I have a bobcat s250 that I use for snow with a box plow on it. I went to go get it going during a the storm we had Sunday and when I turned the headlights on it engages the Peking brake. So I cannot move with the lights on. I can move perfectly fine with them off and everything runs great. Anybody have a clue what could be wrong?


----------



## Philbilly2 (Aug 25, 2007)

Sounds like the BICS (bobcat interlock control somthing) control is on the fritz or just a dead short.


----------



## Andrewmichael (Nov 29, 2015)

Philbilly2 said:


> Sounds like the BICS (bobcat interlock control somthing) control is on the fritz or just a dead short.


Any clue where I can locate bics? How would I test that?


----------



## Philbilly2 (Aug 25, 2007)

When you turn on the lights do the brakes lock right away or does it beep 3 times then lock?


----------



## Andrewmichael (Nov 29, 2015)

Philbilly2 said:


> When you turn on the lights do the brakes lock right away or does it beep 3 times then lock?
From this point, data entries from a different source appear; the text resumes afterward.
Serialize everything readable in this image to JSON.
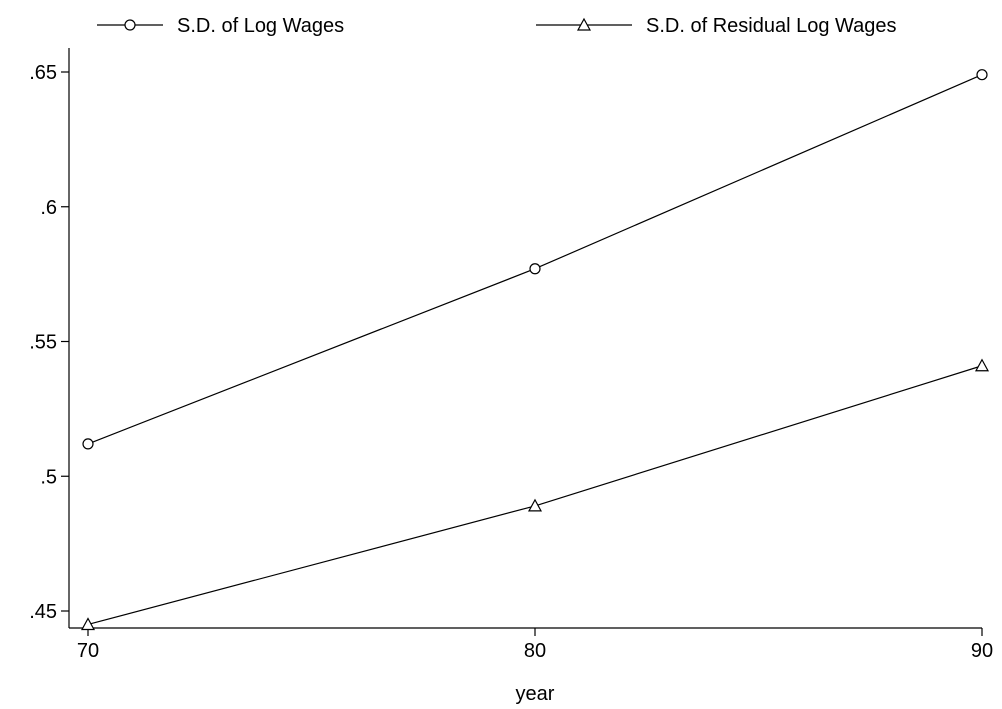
{
  "chart_data": {
    "type": "line",
    "x": [
      70,
      80,
      90
    ],
    "xlabel": "year",
    "ylabel": "",
    "xlim": [
      70,
      90
    ],
    "ylim": [
      0.445,
      0.65
    ],
    "xticks": [
      "70",
      "80",
      "90"
    ],
    "yticks": [
      ".45",
      ".5",
      ".55",
      ".6",
      ".65"
    ],
    "ytick_values": [
      0.45,
      0.5,
      0.55,
      0.6,
      0.65
    ],
    "grid": false,
    "legend_position": "top",
    "series": [
      {
        "name": "S.D. of Log Wages",
        "marker": "circle",
        "values": [
          0.512,
          0.577,
          0.649
        ]
      },
      {
        "name": "S.D. of Residual Log Wages",
        "marker": "triangle",
        "values": [
          0.445,
          0.489,
          0.541
        ]
      }
    ]
  }
}
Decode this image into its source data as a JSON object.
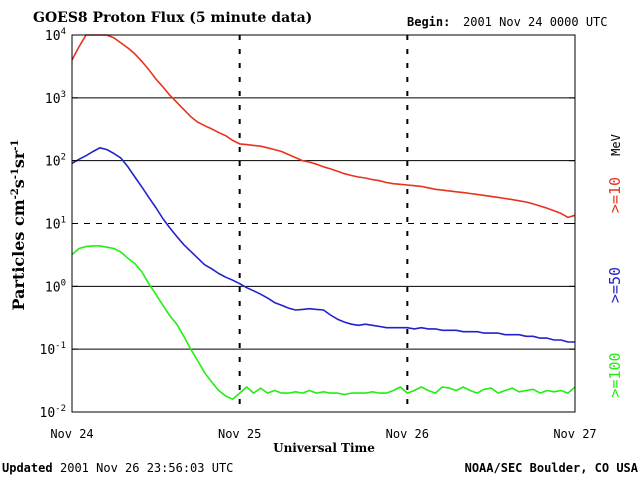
{
  "chart_data": {
    "type": "line",
    "title": "GOES8 Proton Flux (5 minute data)",
    "begin_label": "Begin:",
    "begin_value": "2001 Nov 24 0000 UTC",
    "xlabel": "Universal Time",
    "ylabel": {
      "prefix": "Particles cm",
      "exp1": "-2",
      "mid1": "s",
      "exp2": "-1",
      "mid2": "sr",
      "exp3": "-1"
    },
    "y_scale": "log",
    "ylim": [
      0.01,
      10000
    ],
    "y_ticks": [
      {
        "value": 10000,
        "base": "10",
        "exp": "4"
      },
      {
        "value": 1000,
        "base": "10",
        "exp": "3"
      },
      {
        "value": 100,
        "base": "10",
        "exp": "2"
      },
      {
        "value": 10,
        "base": "10",
        "exp": "1"
      },
      {
        "value": 1,
        "base": "10",
        "exp": "0"
      },
      {
        "value": 0.1,
        "base": "10",
        "exp": "-1"
      },
      {
        "value": 0.01,
        "base": "10",
        "exp": "-2"
      }
    ],
    "xlim": [
      0,
      72
    ],
    "x_unit": "hours since Nov 24 0000 UTC",
    "x_ticks": [
      {
        "value": 0,
        "label": "Nov 24"
      },
      {
        "value": 24,
        "label": "Nov 25"
      },
      {
        "value": 48,
        "label": "Nov 26"
      },
      {
        "value": 72,
        "label": "Nov 27"
      }
    ],
    "grid": "horizontal solid at 1000, 100, 1, 0.1; dashed at 10; dashed vertical at day boundaries",
    "series": [
      {
        "name": ">=10",
        "color": "#e8331c",
        "x": [
          0,
          1,
          2,
          3,
          4,
          5,
          6,
          7,
          8,
          9,
          10,
          11,
          12,
          13,
          14,
          15,
          16,
          17,
          18,
          19,
          20,
          21,
          22,
          23,
          24,
          25,
          26,
          27,
          28,
          29,
          30,
          31,
          32,
          33,
          34,
          35,
          36,
          37,
          38,
          39,
          40,
          41,
          42,
          43,
          44,
          45,
          46,
          47,
          48,
          49,
          50,
          51,
          52,
          53,
          54,
          55,
          56,
          57,
          58,
          59,
          60,
          61,
          62,
          63,
          64,
          65,
          66,
          67,
          68,
          69,
          70,
          71,
          72
        ],
        "y": [
          4000,
          6500,
          10000,
          13000,
          12000,
          10500,
          9000,
          7500,
          6200,
          5000,
          3800,
          2800,
          2000,
          1500,
          1100,
          850,
          650,
          500,
          410,
          360,
          320,
          280,
          250,
          210,
          185,
          180,
          175,
          170,
          160,
          150,
          140,
          125,
          112,
          100,
          95,
          88,
          80,
          74,
          68,
          62,
          58,
          55,
          53,
          50,
          48,
          45,
          43,
          42,
          41,
          40,
          39,
          37,
          35,
          34,
          33,
          32,
          31,
          30,
          29,
          28,
          27,
          26,
          25,
          24,
          23,
          22,
          20.5,
          19,
          17.5,
          16,
          14.5,
          12.5,
          13.5
        ]
      },
      {
        "name": ">=50",
        "color": "#2222cc",
        "x": [
          0,
          1,
          2,
          3,
          4,
          5,
          6,
          7,
          8,
          9,
          10,
          11,
          12,
          13,
          14,
          15,
          16,
          17,
          18,
          19,
          20,
          21,
          22,
          23,
          24,
          25,
          26,
          27,
          28,
          29,
          30,
          31,
          32,
          33,
          34,
          35,
          36,
          37,
          38,
          39,
          40,
          41,
          42,
          43,
          44,
          45,
          46,
          47,
          48,
          49,
          50,
          51,
          52,
          53,
          54,
          55,
          56,
          57,
          58,
          59,
          60,
          61,
          62,
          63,
          64,
          65,
          66,
          67,
          68,
          69,
          70,
          71,
          72
        ],
        "y": [
          90,
          105,
          120,
          140,
          160,
          150,
          130,
          110,
          80,
          55,
          38,
          26,
          18,
          12,
          8.5,
          6.2,
          4.6,
          3.6,
          2.8,
          2.2,
          1.9,
          1.6,
          1.4,
          1.25,
          1.1,
          0.95,
          0.85,
          0.75,
          0.65,
          0.55,
          0.5,
          0.45,
          0.42,
          0.43,
          0.44,
          0.43,
          0.42,
          0.35,
          0.3,
          0.27,
          0.25,
          0.24,
          0.25,
          0.24,
          0.23,
          0.22,
          0.22,
          0.22,
          0.22,
          0.21,
          0.22,
          0.21,
          0.21,
          0.2,
          0.2,
          0.2,
          0.19,
          0.19,
          0.19,
          0.18,
          0.18,
          0.18,
          0.17,
          0.17,
          0.17,
          0.16,
          0.16,
          0.15,
          0.15,
          0.14,
          0.14,
          0.13,
          0.13
        ]
      },
      {
        "name": ">=100",
        "color": "#22ee11",
        "x": [
          0,
          1,
          2,
          3,
          4,
          5,
          6,
          7,
          8,
          9,
          10,
          11,
          12,
          13,
          14,
          15,
          16,
          17,
          18,
          19,
          20,
          21,
          22,
          23,
          24,
          25,
          26,
          27,
          28,
          29,
          30,
          31,
          32,
          33,
          34,
          35,
          36,
          37,
          38,
          39,
          40,
          41,
          42,
          43,
          44,
          45,
          46,
          47,
          48,
          49,
          50,
          51,
          52,
          53,
          54,
          55,
          56,
          57,
          58,
          59,
          60,
          61,
          62,
          63,
          64,
          65,
          66,
          67,
          68,
          69,
          70,
          71,
          72
        ],
        "y": [
          3.2,
          4.0,
          4.3,
          4.4,
          4.4,
          4.2,
          4.0,
          3.5,
          2.8,
          2.3,
          1.7,
          1.1,
          0.75,
          0.5,
          0.34,
          0.25,
          0.16,
          0.1,
          0.065,
          0.042,
          0.03,
          0.022,
          0.018,
          0.016,
          0.02,
          0.025,
          0.02,
          0.024,
          0.02,
          0.022,
          0.02,
          0.02,
          0.021,
          0.02,
          0.022,
          0.02,
          0.021,
          0.02,
          0.02,
          0.019,
          0.02,
          0.02,
          0.02,
          0.021,
          0.02,
          0.02,
          0.022,
          0.025,
          0.02,
          0.022,
          0.025,
          0.022,
          0.02,
          0.025,
          0.024,
          0.022,
          0.025,
          0.022,
          0.02,
          0.023,
          0.024,
          0.02,
          0.022,
          0.024,
          0.021,
          0.022,
          0.023,
          0.02,
          0.022,
          0.021,
          0.022,
          0.02,
          0.025
        ]
      }
    ],
    "legend_labels": [
      {
        "text": ">=10",
        "color": "#e8331c"
      },
      {
        "text": ">=50",
        "color": "#2222cc"
      },
      {
        "text": ">=100",
        "color": "#22ee11"
      }
    ],
    "legend_unit": "MeV",
    "legend_placement": "right"
  },
  "footer": {
    "updated_label": "Updated",
    "updated_value": "2001 Nov 26 23:56:03 UTC",
    "source": "NOAA/SEC Boulder, CO USA"
  }
}
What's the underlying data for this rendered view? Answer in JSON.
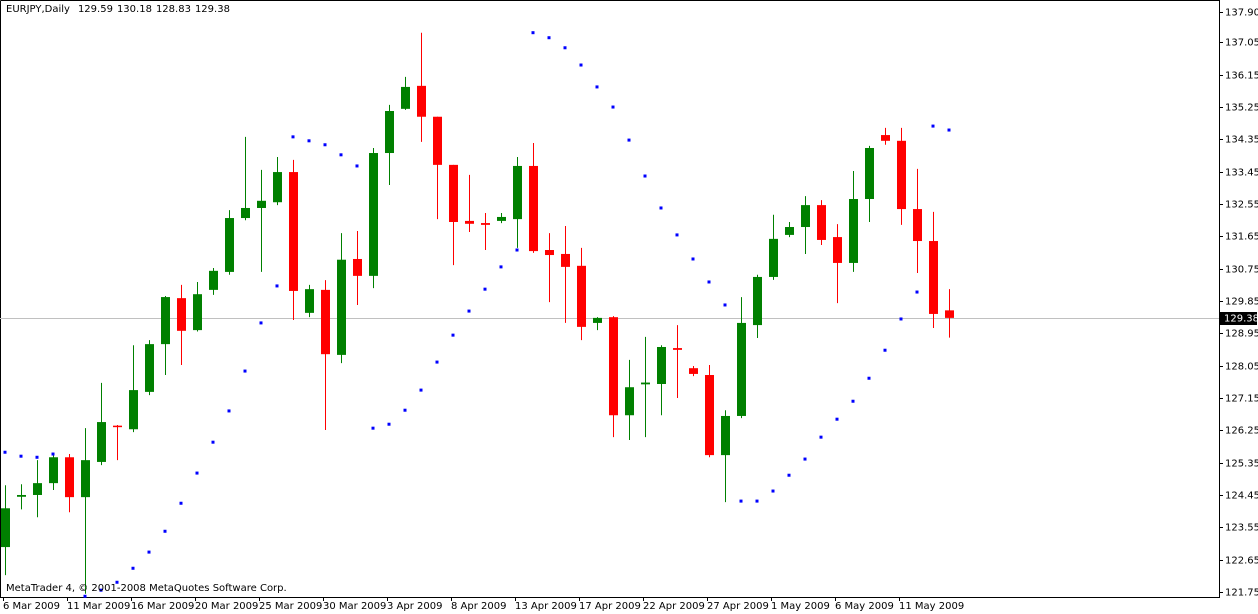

They immediately lock and the parking brake switch lights up simultaneously as if I flipped the switch to engage them


----------



## Philbilly2 (Aug 25, 2007)

You have a dead short between the lights and the parking brake switch would be my guess then.


----------



## Andrewmichael (Nov 29, 2015)

Philbilly2 said:


> When you turn on the lights do the brakes lock right away or does it beep 3 times then lock?


Sounds good. I'll take a look and let you know if I find anything. Thanks for the help


----------



## leolkfrm (Mar 11, 2010)

might be dirt behind the panel


----------



## Andrewmichael (Nov 29, 2015)

leolkfrm said:


> might be dirt behind the panel


Behind the panel with lights switch or brake switch or both?


----------



## Philbilly2 (Aug 25, 2007)

Andrewmichael said:


> Behind the panel with lights switch or brake switch or both?


I would pull the headlight switch out and see if it still engages brake, then try the same with the brake, you might just have a frayed wire.


----------



## leolkfrm (Mar 11, 2010)

if dirty blow it all out, i have seen dog hair behind the dash of big rig cause all kinds of issues


----------